In January 2009 the raw mark needed to get 80/100 UMS marks (ie a grade 'A') on unit 1 of AQA A-level biology was 62%. In June 2009 this figure rose to 67%. It fell slightly to 63% in January 2010 and rose again to 75% in June 2010. In January 2011 it was 68% and this rose to 75% in June 2011. In January 2012 it rose to an astronomical 80% raw and by June 2012 the raw mark required to get a grade 'A' went even higher to 82%!
So in short a candidate needed only 62% raw marks to get a grade 'A' on paper 1 in January 2009 whereas in June 2012 this figure was 20% higher at 82%. No wonder I had a whole procession of AS-level retake students this September, quite convinced that they were in some way 'stupid' when in fact they were struggling aganst rapidly-moving goalposts.
Am I angry about this on my students' behalves? You bet! The possible reasons that the goalposts have been moved so far and so fast, logically-speaking, are:
1) that the examination is getting to be so stupendously 'easy' that candidates need now to get much higher raw marks to achieve a given grade (presumably in an effort to make their achievement comparable to previous, more 'difficult' sessions).
2) Student are getting to be so much 'cleverer' nowadays (or better taught, according to the teaching unions) that the raw marks needed to get a given 'grade' need to be adjusted upwards - again, presumably in an attempt to make their efforts comparable to previous generations.
3) The examination board has got themselves into a state (via grade reference marking) whereby they are in danger of awarding 'too many' high grades and therefore need to raise the grade boundaries quite arbitrarily.
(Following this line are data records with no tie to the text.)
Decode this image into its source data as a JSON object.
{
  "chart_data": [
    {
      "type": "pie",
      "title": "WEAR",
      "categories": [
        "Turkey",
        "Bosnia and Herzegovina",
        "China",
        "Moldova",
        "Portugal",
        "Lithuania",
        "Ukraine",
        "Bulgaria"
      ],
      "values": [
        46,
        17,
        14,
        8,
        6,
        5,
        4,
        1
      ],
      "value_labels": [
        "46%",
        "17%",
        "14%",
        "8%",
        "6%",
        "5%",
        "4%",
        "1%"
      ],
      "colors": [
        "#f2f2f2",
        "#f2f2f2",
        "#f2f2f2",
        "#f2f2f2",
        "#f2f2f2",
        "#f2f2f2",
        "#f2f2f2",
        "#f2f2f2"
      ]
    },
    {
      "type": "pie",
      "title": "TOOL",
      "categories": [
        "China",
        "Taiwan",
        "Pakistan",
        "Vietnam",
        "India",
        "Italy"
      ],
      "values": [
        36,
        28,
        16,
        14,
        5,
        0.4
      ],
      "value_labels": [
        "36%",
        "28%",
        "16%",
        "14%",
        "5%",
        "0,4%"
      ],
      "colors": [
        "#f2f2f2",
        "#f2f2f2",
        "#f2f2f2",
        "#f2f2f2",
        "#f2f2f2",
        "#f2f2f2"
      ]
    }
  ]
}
I honestly do not know which is the correct answer to this conundrum. However, as the reader may have guessed, I have my suspicions! The fact is that in the 19 years of working with AQA and its predecessors prior to the introduction of AS/A2 in 2009 I never knew the raw mark needed to get a grade 'A' in a biology A-level theory paper to rise above about 66% - and more usually it was closer to 62%. This does suggest that if examinations are 'getting easier' or candidates are 'getting brighter' then it has all happened in an astoundingly short period of time! The fact that all of the examination boards have been caught at some time with their hands in the cookie jar arbitrarily adjusting grades downwards to suit their political agendas (more on this later) does suggest that it is not an impossible notion.
Until we get shot of this pernicious grade reference grading system and move to a transparent system of simply quoting raw marks (in the context of the distribution of marks for all candidates taking the examination) then the UK examination system will continue its inexorable slide into irrelevance.